Phase 2 was when I met my friend Aaron, who still lives in Chicago (and sometimes reads this journal -- hi!). Aaron is one of those people who approaches anything they do with an intense academicism -- not the bad kind, the good kind, the "let's pull this apart and see how it works" kind. He was teaching himself how to cook Asian food. (Later he would gravitate to South Asian cuisines, but at this time he was all about Chinese and Thai.) I ate a lot of his food. He ate a lot of mine. We talked a lot about food -- even food we didn't like to eat, like the roots of Russian cuisine. We talked techniques and flavor combinations and all sorts of shit like that.

Phase 3 grew out of that -- my friend Heather moved into a cooperative house and I ended up hanging out in their huge basement kitchen a lot. Sometimes I cooked dinner for the house, sometimes just for her and Aaron. Being the kind of alternative cooperative types that they were, they sometimes thought a lot about food from a different perspective -- you know, a hippieish one. Not that this is a bad thing, because it makes you aware of a lot of stuff you might not otherwise think about.

And then there was Phase 4, in which I moved to the Bay Area and got hooked up with a CSA farm (CSA=Community Supported Agriculture. This note is for [livejournal.com profile] maliceangst in particular, since the rest of you have already heard it all by now). That's a box a week of vegetables for seven years now. It results in intense, seat-of-the-pants culinary creativity, at least for me. I love it.

And that's how I became a foodie.
pantryslut: (Default)
How did I end up in Oakland? When last [livejournal.com profile] maliceangst knew me, I had just graduated from college, then moved to Chicago. I lived there for five years with [livejournal.com profile] imnotandrei. Sometime or other in those five years I made a trip out to the SF Bay Area and loved it. I made the boy visit, too, and then had him hunt for jobs in the area that would pay relocation. This was around 1995-1996, mostly pre-boom, but things were revving up, and he worked as a UNIX sysadmin, so it wasn't much of a stretch to expect someone to bite. He found a job after about a year of looking, and they packed us up and moved us out to the Lower Haight, where I moved in with two old college friends of mine, in a slumlord-owned Victorian flat.

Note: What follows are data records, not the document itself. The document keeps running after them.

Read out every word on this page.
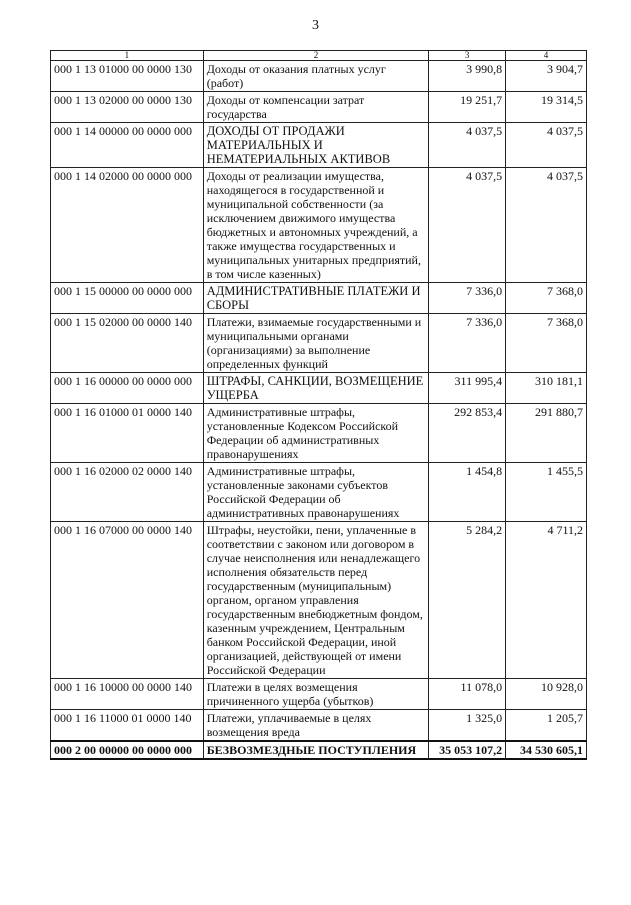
3
1	2	3	4
000 1 13 01000 00 0000 130	Доходы от оказания платных услуг (работ)	3 990,8	3 904,7
000 1 13 02000 00 0000 130	Доходы от компенсации затрат государства	19 251,7	19 314,5
000 1 14 00000 00 0000 000	ДОХОДЫ ОТ ПРОДАЖИ МАТЕРИАЛЬНЫХ И НЕМАТЕРИАЛЬНЫХ АКТИВОВ	4 037,5	4 037,5
000 1 14 02000 00 0000 000	Доходы от реализации имущества, находящегося в государственной и муниципальной собственности (за исключением движимого имущества бюджетных и автономных учреждений, а также имущества государственных и муниципальных унитарных предприятий, в том числе казенных)	4 037,5	4 037,5
000 1 15 00000 00 0000 000	АДМИНИСТРАТИВНЫЕ ПЛАТЕЖИ И СБОРЫ	7 336,0	7 368,0
000 1 15 02000 00 0000 140	Платежи, взимаемые государственными и муниципальными органами (организациями) за выполнение определенных функций	7 336,0	7 368,0
000 1 16 00000 00 0000 000	ШТРАФЫ, САНКЦИИ, ВОЗМЕЩЕНИЕ УЩЕРБА	311 995,4	310 181,1
000 1 16 01000 01 0000 140	Административные штрафы, установленные Кодексом Российской Федерации об административных правонарушениях	292 853,4	291 880,7
000 1 16 02000 02 0000 140	Административные штрафы, установленные законами субъектов Российской Федерации об административных правонарушениях	1 454,8	1 455,5
000 1 16 07000 00 0000 140	Штрафы, неустойки, пени, уплаченные в соответствии с законом или договором в случае неисполнения или ненадлежащего исполнения обязательств перед государственным (муниципальным) органом, органом управления государственным внебюджетным фондом, казенным учреждением, Центральным банком Российской Федерации, иной организацией, действующей от имени Российской Федерации	5 284,2	4 711,2
000 1 16 10000 00 0000 140	Платежи в целях возмещения причиненного ущерба (убытков)	11 078,0	10 928,0
000 1 16 11000 01 0000 140	Платежи, уплачиваемые в целях возмещения вреда	1 325,0	1 205,7
000 2 00 00000 00 0000 000	БЕЗВОЗМЕЗДНЫЕ ПОСТУПЛЕНИЯ	35 053 107,2	34 530 605,1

Five years after that, I bought a house in Bernal Heights with two other old friends of mine from Chicago. We had a falling out and sold our share. We moved to Oakland just this fall. [livejournal.com profile] imnotandrei is unemployed and looking for a job, I'm freelancing as a writer/editor/proofreader/windowcleaner/whatever -- pay me and I'll do it. We're currently living off our profit from selling the house.

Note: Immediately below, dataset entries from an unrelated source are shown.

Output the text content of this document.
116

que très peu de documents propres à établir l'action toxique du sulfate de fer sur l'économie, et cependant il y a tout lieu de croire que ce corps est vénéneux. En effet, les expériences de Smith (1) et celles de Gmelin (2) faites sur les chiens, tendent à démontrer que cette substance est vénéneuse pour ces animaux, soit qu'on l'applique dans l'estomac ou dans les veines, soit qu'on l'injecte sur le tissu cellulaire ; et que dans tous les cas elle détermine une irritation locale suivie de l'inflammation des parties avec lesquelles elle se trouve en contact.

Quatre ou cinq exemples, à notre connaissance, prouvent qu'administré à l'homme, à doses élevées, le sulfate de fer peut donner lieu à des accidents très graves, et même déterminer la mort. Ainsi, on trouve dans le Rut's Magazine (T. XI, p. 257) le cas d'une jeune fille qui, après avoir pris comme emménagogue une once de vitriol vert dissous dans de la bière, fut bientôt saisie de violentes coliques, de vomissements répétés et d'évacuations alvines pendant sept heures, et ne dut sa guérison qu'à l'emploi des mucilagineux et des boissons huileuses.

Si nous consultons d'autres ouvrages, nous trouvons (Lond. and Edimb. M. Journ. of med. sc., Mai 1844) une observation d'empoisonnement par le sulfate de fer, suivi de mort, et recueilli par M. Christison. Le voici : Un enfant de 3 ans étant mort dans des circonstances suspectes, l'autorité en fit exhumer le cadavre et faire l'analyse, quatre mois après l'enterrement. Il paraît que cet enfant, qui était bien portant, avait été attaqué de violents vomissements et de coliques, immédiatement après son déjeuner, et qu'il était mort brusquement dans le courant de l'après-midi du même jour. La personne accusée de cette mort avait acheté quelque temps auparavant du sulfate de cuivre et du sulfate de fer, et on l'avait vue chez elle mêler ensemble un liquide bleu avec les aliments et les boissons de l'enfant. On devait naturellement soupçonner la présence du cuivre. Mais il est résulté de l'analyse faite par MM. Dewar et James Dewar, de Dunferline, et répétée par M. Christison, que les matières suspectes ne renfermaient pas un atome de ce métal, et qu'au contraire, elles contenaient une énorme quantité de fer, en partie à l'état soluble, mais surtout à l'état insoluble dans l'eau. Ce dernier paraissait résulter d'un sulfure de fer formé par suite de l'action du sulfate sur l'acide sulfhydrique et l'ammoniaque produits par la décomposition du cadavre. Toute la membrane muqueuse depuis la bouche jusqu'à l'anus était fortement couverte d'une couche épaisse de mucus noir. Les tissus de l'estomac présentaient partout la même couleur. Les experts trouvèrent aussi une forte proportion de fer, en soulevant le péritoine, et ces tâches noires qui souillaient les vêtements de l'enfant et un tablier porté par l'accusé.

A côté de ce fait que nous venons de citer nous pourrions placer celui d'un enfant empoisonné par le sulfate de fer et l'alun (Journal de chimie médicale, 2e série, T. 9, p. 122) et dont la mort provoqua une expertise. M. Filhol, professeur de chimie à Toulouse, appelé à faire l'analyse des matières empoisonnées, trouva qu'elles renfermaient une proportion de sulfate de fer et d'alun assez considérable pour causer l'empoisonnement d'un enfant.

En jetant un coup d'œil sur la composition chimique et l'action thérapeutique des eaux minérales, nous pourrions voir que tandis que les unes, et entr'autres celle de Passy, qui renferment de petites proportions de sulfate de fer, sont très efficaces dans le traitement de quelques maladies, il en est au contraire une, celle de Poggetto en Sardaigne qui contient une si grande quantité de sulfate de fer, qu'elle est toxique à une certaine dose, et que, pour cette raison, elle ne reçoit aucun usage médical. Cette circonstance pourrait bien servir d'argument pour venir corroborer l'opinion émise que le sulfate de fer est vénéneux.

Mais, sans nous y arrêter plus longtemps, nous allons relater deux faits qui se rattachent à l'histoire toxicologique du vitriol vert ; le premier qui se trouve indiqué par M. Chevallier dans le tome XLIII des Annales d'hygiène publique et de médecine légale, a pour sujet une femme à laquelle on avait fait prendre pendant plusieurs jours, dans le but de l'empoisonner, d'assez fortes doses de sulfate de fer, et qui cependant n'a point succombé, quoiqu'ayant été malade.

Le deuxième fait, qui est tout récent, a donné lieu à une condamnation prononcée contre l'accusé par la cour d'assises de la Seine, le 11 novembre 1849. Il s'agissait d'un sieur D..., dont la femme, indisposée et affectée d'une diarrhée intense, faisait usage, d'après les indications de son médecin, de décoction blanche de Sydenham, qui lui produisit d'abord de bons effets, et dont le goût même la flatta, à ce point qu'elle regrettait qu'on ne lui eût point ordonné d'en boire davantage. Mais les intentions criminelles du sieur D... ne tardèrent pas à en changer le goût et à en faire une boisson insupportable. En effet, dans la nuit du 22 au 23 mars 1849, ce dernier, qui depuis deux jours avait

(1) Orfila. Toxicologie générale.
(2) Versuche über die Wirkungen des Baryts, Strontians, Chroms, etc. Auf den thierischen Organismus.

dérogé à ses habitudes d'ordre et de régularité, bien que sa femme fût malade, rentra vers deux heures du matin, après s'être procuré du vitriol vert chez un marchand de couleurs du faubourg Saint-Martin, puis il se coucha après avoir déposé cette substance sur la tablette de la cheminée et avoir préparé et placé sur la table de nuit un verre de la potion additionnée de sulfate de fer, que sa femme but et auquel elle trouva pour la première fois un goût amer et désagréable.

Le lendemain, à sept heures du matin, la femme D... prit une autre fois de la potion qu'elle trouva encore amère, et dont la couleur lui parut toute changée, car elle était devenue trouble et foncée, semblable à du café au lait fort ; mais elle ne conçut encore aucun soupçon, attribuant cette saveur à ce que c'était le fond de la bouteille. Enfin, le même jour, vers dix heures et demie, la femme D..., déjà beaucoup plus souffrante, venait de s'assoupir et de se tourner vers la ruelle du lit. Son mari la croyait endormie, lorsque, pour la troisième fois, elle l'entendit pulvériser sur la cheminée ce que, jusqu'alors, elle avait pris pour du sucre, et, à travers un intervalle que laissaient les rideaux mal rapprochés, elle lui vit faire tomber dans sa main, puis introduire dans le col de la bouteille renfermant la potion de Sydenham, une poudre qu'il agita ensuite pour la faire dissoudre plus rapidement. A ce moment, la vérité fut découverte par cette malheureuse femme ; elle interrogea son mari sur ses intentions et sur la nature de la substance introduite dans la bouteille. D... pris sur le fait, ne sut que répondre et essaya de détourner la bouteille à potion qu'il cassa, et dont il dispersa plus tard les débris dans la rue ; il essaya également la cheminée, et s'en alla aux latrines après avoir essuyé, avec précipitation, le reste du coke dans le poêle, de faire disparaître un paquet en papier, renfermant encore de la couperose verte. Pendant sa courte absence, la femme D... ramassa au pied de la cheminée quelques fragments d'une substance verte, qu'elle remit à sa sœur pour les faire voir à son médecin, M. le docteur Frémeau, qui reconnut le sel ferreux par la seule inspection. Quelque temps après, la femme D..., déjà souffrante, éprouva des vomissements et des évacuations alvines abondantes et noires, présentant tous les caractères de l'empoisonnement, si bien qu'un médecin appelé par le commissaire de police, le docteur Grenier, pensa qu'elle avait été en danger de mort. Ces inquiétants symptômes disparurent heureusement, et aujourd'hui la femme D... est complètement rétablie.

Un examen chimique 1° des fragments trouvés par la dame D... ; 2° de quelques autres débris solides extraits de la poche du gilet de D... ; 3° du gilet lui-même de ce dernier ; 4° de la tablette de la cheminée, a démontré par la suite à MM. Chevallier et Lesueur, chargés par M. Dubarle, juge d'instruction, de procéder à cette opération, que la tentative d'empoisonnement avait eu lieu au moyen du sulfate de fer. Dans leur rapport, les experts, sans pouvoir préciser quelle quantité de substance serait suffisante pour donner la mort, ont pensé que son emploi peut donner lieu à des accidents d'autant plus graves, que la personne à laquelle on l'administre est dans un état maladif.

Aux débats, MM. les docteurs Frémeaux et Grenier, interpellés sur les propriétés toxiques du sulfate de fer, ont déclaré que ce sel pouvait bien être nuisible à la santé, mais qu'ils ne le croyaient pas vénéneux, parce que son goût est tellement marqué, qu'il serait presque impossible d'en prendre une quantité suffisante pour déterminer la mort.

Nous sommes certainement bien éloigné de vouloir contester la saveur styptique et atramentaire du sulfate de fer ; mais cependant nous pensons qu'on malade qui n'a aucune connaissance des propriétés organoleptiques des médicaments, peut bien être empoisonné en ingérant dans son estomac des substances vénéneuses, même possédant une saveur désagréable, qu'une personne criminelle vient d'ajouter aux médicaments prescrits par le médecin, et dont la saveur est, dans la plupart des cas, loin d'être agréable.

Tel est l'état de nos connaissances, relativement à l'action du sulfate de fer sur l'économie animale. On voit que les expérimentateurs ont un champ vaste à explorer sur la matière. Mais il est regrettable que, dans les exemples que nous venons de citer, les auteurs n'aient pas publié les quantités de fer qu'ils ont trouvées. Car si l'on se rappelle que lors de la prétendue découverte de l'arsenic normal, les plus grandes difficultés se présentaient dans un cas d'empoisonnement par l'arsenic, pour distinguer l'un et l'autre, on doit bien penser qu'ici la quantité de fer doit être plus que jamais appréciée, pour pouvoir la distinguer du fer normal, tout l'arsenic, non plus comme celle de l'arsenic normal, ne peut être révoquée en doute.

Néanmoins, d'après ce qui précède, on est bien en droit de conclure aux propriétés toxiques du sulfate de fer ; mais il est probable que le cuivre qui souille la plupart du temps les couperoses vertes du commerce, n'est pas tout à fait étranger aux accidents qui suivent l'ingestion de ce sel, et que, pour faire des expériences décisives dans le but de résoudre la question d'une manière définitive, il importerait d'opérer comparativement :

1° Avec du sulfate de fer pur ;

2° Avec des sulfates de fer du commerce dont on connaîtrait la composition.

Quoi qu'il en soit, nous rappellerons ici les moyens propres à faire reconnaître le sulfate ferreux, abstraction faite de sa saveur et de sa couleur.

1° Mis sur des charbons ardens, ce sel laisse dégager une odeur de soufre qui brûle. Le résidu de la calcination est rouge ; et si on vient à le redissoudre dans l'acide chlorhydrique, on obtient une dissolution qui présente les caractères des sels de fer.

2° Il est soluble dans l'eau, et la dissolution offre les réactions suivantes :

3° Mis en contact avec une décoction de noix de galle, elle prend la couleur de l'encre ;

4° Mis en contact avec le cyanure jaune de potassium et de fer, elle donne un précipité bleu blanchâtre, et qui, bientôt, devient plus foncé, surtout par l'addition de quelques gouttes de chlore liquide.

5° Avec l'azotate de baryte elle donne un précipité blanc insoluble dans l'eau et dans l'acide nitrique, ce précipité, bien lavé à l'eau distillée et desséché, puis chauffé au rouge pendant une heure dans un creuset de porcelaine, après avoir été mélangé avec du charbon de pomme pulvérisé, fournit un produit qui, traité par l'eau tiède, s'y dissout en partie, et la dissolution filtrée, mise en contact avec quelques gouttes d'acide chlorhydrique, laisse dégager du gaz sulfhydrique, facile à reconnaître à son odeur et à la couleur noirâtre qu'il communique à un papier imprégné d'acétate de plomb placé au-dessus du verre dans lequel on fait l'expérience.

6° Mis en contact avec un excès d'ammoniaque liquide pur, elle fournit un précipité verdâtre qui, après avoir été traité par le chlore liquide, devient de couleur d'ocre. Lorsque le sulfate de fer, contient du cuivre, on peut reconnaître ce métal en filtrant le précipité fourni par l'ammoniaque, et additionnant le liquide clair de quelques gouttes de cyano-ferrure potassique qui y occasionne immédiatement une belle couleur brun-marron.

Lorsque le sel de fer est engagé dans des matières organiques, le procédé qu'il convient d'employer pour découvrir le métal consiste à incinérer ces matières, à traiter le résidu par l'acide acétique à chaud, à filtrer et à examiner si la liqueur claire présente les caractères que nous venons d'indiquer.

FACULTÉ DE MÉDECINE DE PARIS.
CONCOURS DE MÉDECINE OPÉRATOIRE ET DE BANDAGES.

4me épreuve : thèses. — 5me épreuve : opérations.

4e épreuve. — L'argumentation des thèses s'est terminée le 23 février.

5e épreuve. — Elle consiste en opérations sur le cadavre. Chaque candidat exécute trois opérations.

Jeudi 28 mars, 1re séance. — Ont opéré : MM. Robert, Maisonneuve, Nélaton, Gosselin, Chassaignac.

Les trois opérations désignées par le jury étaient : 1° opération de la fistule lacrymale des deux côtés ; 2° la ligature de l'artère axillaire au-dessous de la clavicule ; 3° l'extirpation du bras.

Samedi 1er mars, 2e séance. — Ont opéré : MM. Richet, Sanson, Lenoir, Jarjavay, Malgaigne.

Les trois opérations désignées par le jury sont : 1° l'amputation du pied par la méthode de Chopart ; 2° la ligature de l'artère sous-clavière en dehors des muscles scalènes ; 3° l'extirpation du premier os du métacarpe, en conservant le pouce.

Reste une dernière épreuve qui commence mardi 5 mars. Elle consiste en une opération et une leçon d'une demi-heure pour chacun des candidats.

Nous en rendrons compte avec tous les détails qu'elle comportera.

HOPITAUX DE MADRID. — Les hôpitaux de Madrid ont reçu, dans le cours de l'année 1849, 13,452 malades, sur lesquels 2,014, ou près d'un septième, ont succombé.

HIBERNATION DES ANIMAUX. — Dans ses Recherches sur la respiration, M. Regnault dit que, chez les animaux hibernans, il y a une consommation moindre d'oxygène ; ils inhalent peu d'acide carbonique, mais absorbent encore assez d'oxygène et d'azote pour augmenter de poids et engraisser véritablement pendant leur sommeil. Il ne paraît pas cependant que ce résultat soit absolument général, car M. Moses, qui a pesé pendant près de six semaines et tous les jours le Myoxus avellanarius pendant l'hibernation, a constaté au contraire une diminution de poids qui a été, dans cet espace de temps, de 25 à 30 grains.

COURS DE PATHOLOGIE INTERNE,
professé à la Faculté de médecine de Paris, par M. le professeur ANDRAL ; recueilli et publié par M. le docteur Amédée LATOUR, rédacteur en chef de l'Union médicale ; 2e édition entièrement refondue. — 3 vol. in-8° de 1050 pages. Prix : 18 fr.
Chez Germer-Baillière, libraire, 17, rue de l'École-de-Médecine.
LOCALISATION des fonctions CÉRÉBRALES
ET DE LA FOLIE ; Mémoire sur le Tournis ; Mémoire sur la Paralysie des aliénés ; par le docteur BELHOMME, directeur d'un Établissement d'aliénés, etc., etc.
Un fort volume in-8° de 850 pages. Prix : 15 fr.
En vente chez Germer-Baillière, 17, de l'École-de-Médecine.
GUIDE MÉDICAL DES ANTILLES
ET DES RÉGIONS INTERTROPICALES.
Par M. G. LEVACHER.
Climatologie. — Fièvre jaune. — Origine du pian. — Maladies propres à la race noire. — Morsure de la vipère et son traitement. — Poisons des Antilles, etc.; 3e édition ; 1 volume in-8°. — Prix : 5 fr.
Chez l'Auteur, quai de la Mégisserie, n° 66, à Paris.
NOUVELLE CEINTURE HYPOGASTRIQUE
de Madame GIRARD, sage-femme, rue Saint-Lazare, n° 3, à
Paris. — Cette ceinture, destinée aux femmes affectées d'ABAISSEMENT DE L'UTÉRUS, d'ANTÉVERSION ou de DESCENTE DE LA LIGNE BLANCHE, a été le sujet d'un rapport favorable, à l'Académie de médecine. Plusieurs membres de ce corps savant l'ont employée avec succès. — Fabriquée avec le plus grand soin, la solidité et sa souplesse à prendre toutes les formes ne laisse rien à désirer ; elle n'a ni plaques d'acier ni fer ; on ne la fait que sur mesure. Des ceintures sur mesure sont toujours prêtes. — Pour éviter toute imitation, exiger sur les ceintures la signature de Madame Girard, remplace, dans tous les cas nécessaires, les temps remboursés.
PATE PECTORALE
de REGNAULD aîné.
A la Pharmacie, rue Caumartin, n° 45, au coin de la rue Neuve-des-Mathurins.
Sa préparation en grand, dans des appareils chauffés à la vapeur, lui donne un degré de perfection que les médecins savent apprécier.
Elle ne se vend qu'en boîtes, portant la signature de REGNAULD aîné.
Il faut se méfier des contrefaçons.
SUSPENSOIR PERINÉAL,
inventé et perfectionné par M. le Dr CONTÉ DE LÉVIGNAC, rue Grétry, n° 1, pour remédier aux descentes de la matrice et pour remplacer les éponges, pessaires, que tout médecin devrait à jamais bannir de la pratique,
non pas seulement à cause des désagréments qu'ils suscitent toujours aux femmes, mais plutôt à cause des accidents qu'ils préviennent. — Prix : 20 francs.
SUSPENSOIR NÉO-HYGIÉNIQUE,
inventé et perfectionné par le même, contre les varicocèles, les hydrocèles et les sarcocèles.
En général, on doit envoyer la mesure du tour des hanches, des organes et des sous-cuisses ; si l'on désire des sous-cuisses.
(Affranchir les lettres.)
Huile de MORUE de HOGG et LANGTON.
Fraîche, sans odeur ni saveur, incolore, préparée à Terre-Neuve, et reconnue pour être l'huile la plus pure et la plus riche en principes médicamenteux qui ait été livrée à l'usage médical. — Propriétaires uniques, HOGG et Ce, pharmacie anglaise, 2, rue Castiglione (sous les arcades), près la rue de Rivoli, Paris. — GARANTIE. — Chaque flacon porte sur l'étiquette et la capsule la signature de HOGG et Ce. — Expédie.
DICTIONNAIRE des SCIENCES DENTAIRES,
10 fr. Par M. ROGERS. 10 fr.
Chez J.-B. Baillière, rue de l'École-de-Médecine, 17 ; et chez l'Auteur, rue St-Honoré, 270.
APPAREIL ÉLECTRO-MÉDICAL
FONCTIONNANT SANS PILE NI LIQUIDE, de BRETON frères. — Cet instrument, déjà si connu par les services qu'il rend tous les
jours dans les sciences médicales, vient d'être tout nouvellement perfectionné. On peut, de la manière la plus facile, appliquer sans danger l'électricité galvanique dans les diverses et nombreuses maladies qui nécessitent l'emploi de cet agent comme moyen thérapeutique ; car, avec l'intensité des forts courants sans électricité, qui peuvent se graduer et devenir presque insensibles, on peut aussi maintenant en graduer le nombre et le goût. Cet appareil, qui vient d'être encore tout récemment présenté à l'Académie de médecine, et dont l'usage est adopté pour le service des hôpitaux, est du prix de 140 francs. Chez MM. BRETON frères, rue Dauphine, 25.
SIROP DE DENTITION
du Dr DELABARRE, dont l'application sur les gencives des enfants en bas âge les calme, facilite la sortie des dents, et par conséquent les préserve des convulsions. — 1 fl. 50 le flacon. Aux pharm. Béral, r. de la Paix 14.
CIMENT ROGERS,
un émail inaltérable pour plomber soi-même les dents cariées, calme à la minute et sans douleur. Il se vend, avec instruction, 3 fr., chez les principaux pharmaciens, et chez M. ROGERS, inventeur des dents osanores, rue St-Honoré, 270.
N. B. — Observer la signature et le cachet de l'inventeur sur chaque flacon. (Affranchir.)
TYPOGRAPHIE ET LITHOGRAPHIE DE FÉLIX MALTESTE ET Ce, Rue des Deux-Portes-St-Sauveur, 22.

In the meantime, we've adopted three cats and I've kinda carved out a career in publishing-related fields. I totally missed out on any of the dot-com riches, even transiently. But I did edit two anthologies, and I've sold a whole mess of fiction, and hey, I get to work at home and write about music and porn and stuff for a living, and my name is plastered all over the Internet. I'm pretty happy, actually, and I will be ecstatic once I figure out this finances stuff.

I've also done a lot of queer and gender and kink and sex-positive activism and advocacy stuff. Nothing particularly noteworthy aside from making a brief appearance in a Newsweek cover article a few years back.